Indeed, sorry for missing the `timeout` parameter.

>
> In the epollfd callback I call {nfs|iscsi}_service() and it will
> process all incoming/outcoming data for the socket so if there are for
> example
> multiple NFS responses to complete, the socket becomes readable once,
> the registered callback is invoked once,
> nfs_service() is called once and from within this function all pending
> responses are completed before {nfs|iscsi}_service() returns.
> I.e. a single call to _service() will process all pending completions.
>
> I set the number of events to 8 in preparation for there to be
> multiple filedescriptors to wait on and thus allow
> a single call to epoll_wait() to retrieve all file descriptors that
> had triggered in a single call.
> 8 is probably too high. Perhaps setting it to 2 is better.
>
> If eventfd is migrated to use this new epollfd api:
> That would allow the socket for nfs and also the eventfd from
> triggering simultaneously and both events to be retreived with a
> single call to epoll_wait().

IMO 8 or 16 or others doesn't matter if epoll_wait() won't block and the
correctness can be guaranteed, such as, new socket event won't be lost.

>
> >
> > 3) one extra epoll_ctl() is added in fast io path, will this way slow down
> > the whole event loop?
>
> In this prototype it always calls epoll_ctl() after each time the
> callback has been invoked.
> I will change this in the finished patch-series to only call it if
> what we wait for changes.
>
> Most of the time we write directly to the socket (non-blocking) and we
> wait for POLLIN to process responses
> but occasionally I need to change it to POLLIN|POLLOUT in case we have
> data to send to the socket but it is not writeable.
> This should be very rare unless there are stalls in the tcp connection.
>
> Many other applications I suspect will only ever need to use POLLIN so
> they will never need to call epoll_ctl() from the hot-path.
>
> I will change it to keep track of what we were waiting on and only
> call epoll_ctl() when we need to change the set of events.
> I will also add comments to explain why it is important to minimize
> the amount of calls to epoll_ctl()
>
> >
> > 4) will nfs/iscsi io submission/completion take much CPU? If yes, the
> > single pthread may be saturated. If not, this approach looks pretty good.
>
> No, it should take minimal CPU. It is mostly bound by memory speed and
> the amount of data you can read/write between memory and the socket.

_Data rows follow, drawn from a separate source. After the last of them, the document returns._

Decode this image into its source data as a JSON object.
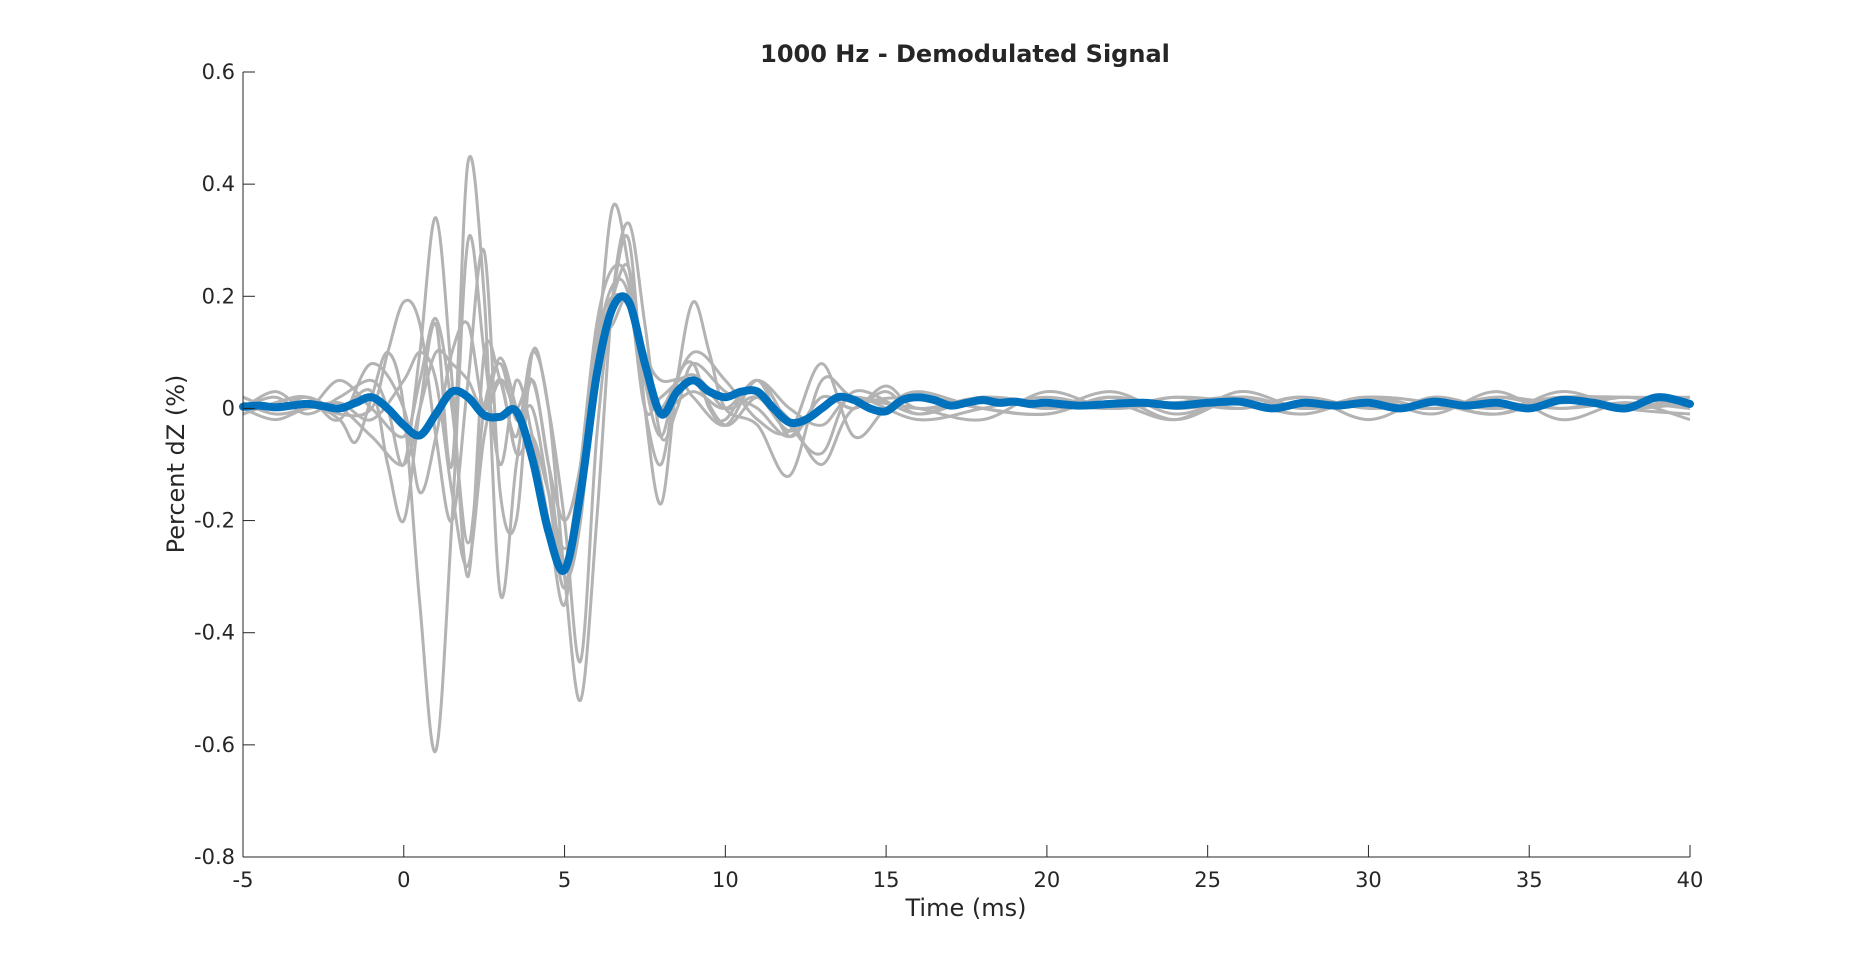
{
  "chart_data": {
    "type": "line",
    "title": "1000 Hz - Demodulated Signal",
    "xlabel": "Time (ms)",
    "ylabel": "Percent dZ (%)",
    "xlim": [
      -5,
      40
    ],
    "ylim": [
      -0.8,
      0.6
    ],
    "xticks": [
      -5,
      0,
      5,
      10,
      15,
      20,
      25,
      30,
      35,
      40
    ],
    "yticks": [
      -0.8,
      -0.6,
      -0.4,
      -0.2,
      0,
      0.2,
      0.4,
      0.6
    ],
    "xtick_labels": [
      "-5",
      "0",
      "5",
      "10",
      "15",
      "20",
      "25",
      "30",
      "35",
      "40"
    ],
    "ytick_labels": [
      "-0.8",
      "-0.6",
      "-0.4",
      "-0.2",
      "0",
      "0.2",
      "0.4",
      "0.6"
    ],
    "grid": false,
    "colors": {
      "mean": "#0072BD",
      "trials": "#b3b3b3",
      "axes": "#262626"
    },
    "mean_series": {
      "x": [
        -5,
        -4.5,
        -4,
        -3.5,
        -3,
        -2.5,
        -2,
        -1.5,
        -1,
        -0.5,
        0,
        0.5,
        1,
        1.5,
        2,
        2.5,
        3,
        3.5,
        4,
        4.5,
        5,
        5.5,
        6,
        6.5,
        7,
        7.5,
        8,
        8.5,
        9,
        9.5,
        10,
        10.5,
        11,
        11.5,
        12,
        12.5,
        13,
        13.5,
        14,
        14.5,
        15,
        15.5,
        16,
        16.5,
        17,
        17.5,
        18,
        18.5,
        19,
        19.5,
        20,
        21,
        22,
        23,
        24,
        25,
        26,
        27,
        28,
        29,
        30,
        31,
        32,
        33,
        34,
        35,
        36,
        37,
        38,
        39,
        40
      ],
      "y": [
        0.003,
        0.005,
        0.002,
        0.005,
        0.008,
        0.004,
        0.0,
        0.01,
        0.02,
        0.0,
        -0.03,
        -0.048,
        -0.01,
        0.03,
        0.02,
        -0.012,
        -0.015,
        -0.005,
        -0.09,
        -0.22,
        -0.288,
        -0.15,
        0.06,
        0.18,
        0.19,
        0.08,
        -0.01,
        0.03,
        0.05,
        0.03,
        0.02,
        0.03,
        0.03,
        0.0,
        -0.025,
        -0.02,
        0.0,
        0.02,
        0.015,
        0.0,
        -0.005,
        0.015,
        0.02,
        0.015,
        0.005,
        0.01,
        0.015,
        0.01,
        0.012,
        0.008,
        0.01,
        0.005,
        0.008,
        0.01,
        0.005,
        0.01,
        0.012,
        0.0,
        0.01,
        0.005,
        0.01,
        0.0,
        0.012,
        0.005,
        0.01,
        0.0,
        0.015,
        0.01,
        0.0,
        0.02,
        0.008
      ]
    },
    "trials": [
      {
        "x": [
          -5,
          -4,
          -3,
          -2,
          -1.5,
          -1,
          -0.5,
          0,
          0.5,
          1,
          1.5,
          2,
          2.5,
          3,
          3.5,
          4,
          4.5,
          5,
          5.5,
          6,
          6.5,
          7,
          7.5,
          8,
          8.5,
          9,
          9.5,
          10,
          11,
          12,
          13,
          14,
          15,
          16,
          18,
          20,
          22,
          24,
          26,
          28,
          30,
          32,
          34,
          36,
          38,
          40
        ],
        "y": [
          0.02,
          0.0,
          0.01,
          -0.02,
          -0.06,
          0.02,
          0.1,
          0.0,
          -0.35,
          -0.61,
          -0.2,
          0.3,
          0.1,
          -0.1,
          0.05,
          -0.05,
          -0.2,
          -0.35,
          -0.1,
          0.15,
          0.25,
          0.22,
          0.0,
          -0.1,
          0.05,
          0.08,
          0.0,
          -0.02,
          0.05,
          -0.05,
          0.02,
          0.0,
          0.03,
          -0.01,
          0.02,
          0.0,
          0.03,
          -0.01,
          0.02,
          0.0,
          0.02,
          0.01,
          -0.01,
          0.02,
          0.0,
          0.02
        ]
      },
      {
        "x": [
          -5,
          -4,
          -3,
          -2,
          -1,
          -0.5,
          0,
          0.5,
          1,
          1.5,
          2,
          2.5,
          3,
          3.5,
          4,
          4.5,
          5,
          5.5,
          6,
          6.5,
          7,
          7.5,
          8,
          8.5,
          9,
          10,
          11,
          12,
          13,
          14,
          15,
          16,
          18,
          20,
          22,
          24,
          26,
          28,
          30,
          32,
          34,
          36,
          38,
          40
        ],
        "y": [
          0.0,
          0.02,
          -0.01,
          0.02,
          0.05,
          0.0,
          -0.1,
          0.1,
          0.34,
          0.05,
          -0.3,
          0.1,
          0.05,
          -0.05,
          0.1,
          0.0,
          -0.3,
          -0.52,
          -0.2,
          0.2,
          0.33,
          0.15,
          -0.05,
          0.0,
          0.08,
          0.03,
          0.0,
          -0.05,
          0.02,
          0.0,
          0.04,
          0.0,
          0.02,
          0.01,
          0.0,
          0.02,
          0.01,
          -0.01,
          0.02,
          0.0,
          0.02,
          0.0,
          0.02,
          0.0
        ]
      },
      {
        "x": [
          -5,
          -4,
          -3,
          -2,
          -1,
          -0.5,
          0,
          0.5,
          1,
          1.5,
          2,
          2.5,
          3,
          3.5,
          4,
          4.5,
          5,
          5.5,
          6,
          6.5,
          7,
          7.5,
          8,
          8.5,
          9,
          10,
          11,
          12,
          13,
          14,
          16,
          18,
          20,
          22,
          24,
          26,
          28,
          30,
          32,
          34,
          36,
          38,
          40
        ],
        "y": [
          -0.01,
          0.01,
          0.02,
          0.0,
          0.03,
          -0.1,
          -0.2,
          0.0,
          0.15,
          -0.1,
          0.44,
          0.2,
          -0.33,
          -0.1,
          0.05,
          -0.1,
          -0.2,
          -0.1,
          0.1,
          0.36,
          0.25,
          0.05,
          -0.05,
          0.05,
          0.02,
          -0.03,
          0.05,
          -0.03,
          -0.08,
          0.03,
          -0.01,
          0.02,
          0.0,
          0.01,
          -0.02,
          0.03,
          0.0,
          0.02,
          -0.01,
          0.03,
          -0.02,
          0.01,
          -0.02
        ]
      },
      {
        "x": [
          -5,
          -4,
          -3,
          -2,
          -1,
          -0.5,
          0,
          0.5,
          1,
          1.5,
          2,
          2.5,
          3,
          3.5,
          4,
          4.5,
          5,
          5.5,
          6,
          6.5,
          7,
          7.5,
          8,
          8.5,
          9,
          9.5,
          10,
          11,
          12,
          13,
          14,
          16,
          18,
          20,
          22,
          24,
          26,
          28,
          30,
          32,
          34,
          36,
          38,
          40
        ],
        "y": [
          0.02,
          0.0,
          0.02,
          -0.01,
          0.0,
          0.1,
          0.19,
          0.15,
          -0.05,
          -0.2,
          0.05,
          0.28,
          -0.15,
          -0.2,
          0.1,
          0.0,
          -0.2,
          -0.45,
          -0.05,
          0.2,
          0.3,
          0.0,
          -0.17,
          0.05,
          0.19,
          0.1,
          0.0,
          -0.03,
          -0.12,
          0.05,
          0.02,
          0.0,
          -0.02,
          0.03,
          0.0,
          0.02,
          0.0,
          0.02,
          -0.02,
          0.02,
          0.0,
          0.02,
          0.02,
          0.02
        ]
      },
      {
        "x": [
          -5,
          -4,
          -3,
          -2,
          -1,
          0,
          0.5,
          1,
          1.5,
          2,
          2.5,
          3,
          3.5,
          4,
          4.5,
          5,
          5.5,
          6,
          6.5,
          7,
          7.5,
          8,
          9,
          10,
          11,
          12,
          13,
          14,
          15,
          16,
          18,
          20,
          22,
          24,
          26,
          28,
          30,
          32,
          34,
          36,
          38,
          40
        ],
        "y": [
          0.0,
          0.03,
          0.0,
          0.05,
          0.0,
          -0.05,
          0.05,
          0.16,
          0.0,
          -0.24,
          0.0,
          0.08,
          -0.02,
          0.0,
          -0.15,
          -0.32,
          -0.1,
          0.1,
          0.2,
          0.25,
          0.05,
          0.0,
          0.1,
          0.05,
          -0.02,
          -0.04,
          0.08,
          -0.05,
          0.0,
          0.03,
          0.0,
          -0.01,
          0.02,
          -0.02,
          0.02,
          0.0,
          0.02,
          0.01,
          -0.01,
          0.03,
          0.0,
          -0.01
        ]
      },
      {
        "x": [
          -5,
          -4,
          -3,
          -2,
          -1,
          0,
          0.5,
          1,
          1.5,
          2,
          2.5,
          3,
          3.5,
          4,
          4.5,
          5,
          5.5,
          6,
          6.5,
          7,
          7.5,
          8,
          9,
          10,
          11,
          12,
          13,
          14,
          16,
          18,
          20,
          22,
          24,
          26,
          28,
          30,
          32,
          34,
          36,
          38,
          40
        ],
        "y": [
          0.01,
          -0.01,
          0.0,
          0.01,
          -0.02,
          0.05,
          0.1,
          0.05,
          -0.15,
          -0.28,
          -0.05,
          0.05,
          0.0,
          0.05,
          -0.1,
          -0.3,
          -0.2,
          0.1,
          0.22,
          0.2,
          0.0,
          0.02,
          0.06,
          0.0,
          0.02,
          -0.04,
          0.0,
          0.02,
          0.0,
          0.01,
          0.01,
          0.0,
          0.01,
          0.02,
          0.0,
          0.01,
          0.0,
          0.02,
          0.01,
          0.02,
          0.0
        ]
      },
      {
        "x": [
          -5,
          -4,
          -3,
          -2,
          -1,
          0,
          0.5,
          1,
          1.5,
          2,
          2.5,
          3,
          3.5,
          4,
          4.5,
          5,
          5.5,
          6,
          6.5,
          7,
          7.5,
          8,
          9,
          10,
          11,
          12,
          13,
          14,
          16,
          18,
          20,
          22,
          24,
          26,
          28,
          30,
          32,
          34,
          36,
          38,
          40
        ],
        "y": [
          -0.01,
          0.01,
          0.02,
          -0.02,
          0.08,
          0.0,
          -0.15,
          -0.05,
          0.1,
          0.15,
          0.0,
          0.05,
          -0.08,
          -0.05,
          -0.15,
          -0.25,
          -0.15,
          0.12,
          0.2,
          0.18,
          0.1,
          0.0,
          0.03,
          0.0,
          0.05,
          0.0,
          -0.03,
          0.02,
          -0.02,
          0.0,
          0.02,
          0.0,
          0.01,
          0.0,
          0.02,
          0.0,
          0.01,
          0.0,
          0.02,
          0.0,
          0.01
        ]
      },
      {
        "x": [
          -5,
          -4,
          -3,
          -2,
          -1,
          0,
          0.5,
          1,
          1.5,
          2,
          2.5,
          3,
          3.5,
          4,
          4.5,
          5,
          5.5,
          6,
          6.5,
          7,
          7.5,
          8,
          9,
          10,
          11,
          12,
          13,
          14,
          16,
          18,
          20,
          22,
          24,
          26,
          28,
          30,
          32,
          34,
          36,
          38,
          40
        ],
        "y": [
          0.0,
          -0.02,
          0.0,
          0.0,
          -0.05,
          -0.1,
          0.0,
          0.1,
          0.08,
          0.05,
          0.0,
          0.09,
          0.0,
          -0.1,
          -0.2,
          -0.28,
          -0.1,
          0.1,
          0.15,
          0.2,
          0.1,
          0.05,
          0.05,
          -0.03,
          0.02,
          -0.02,
          -0.1,
          0.0,
          0.02,
          0.0,
          -0.01,
          0.02,
          0.0,
          0.01,
          -0.01,
          0.02,
          0.0,
          0.01,
          0.0,
          0.01,
          0.0
        ]
      }
    ]
  }
}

Yes, I guess it might happen in case of high bandwidth network.

BTW, in your new PR, I'd suggest to add one `EPOLL_OP` code by using the op
code which isn't used so far, then you needn't to take extra space/flags on
user_data bit space, and is_epollfd_io() can be implemented by checking if
op in user_data equals to 'EPOLL_OP'.

IMO your approach walks towards io_uring's way, maybe in future you
can provide io_uring based nfs/iscsi API, then ublk zero copy can be applied
finally, which does save memory & cpu bandwidth.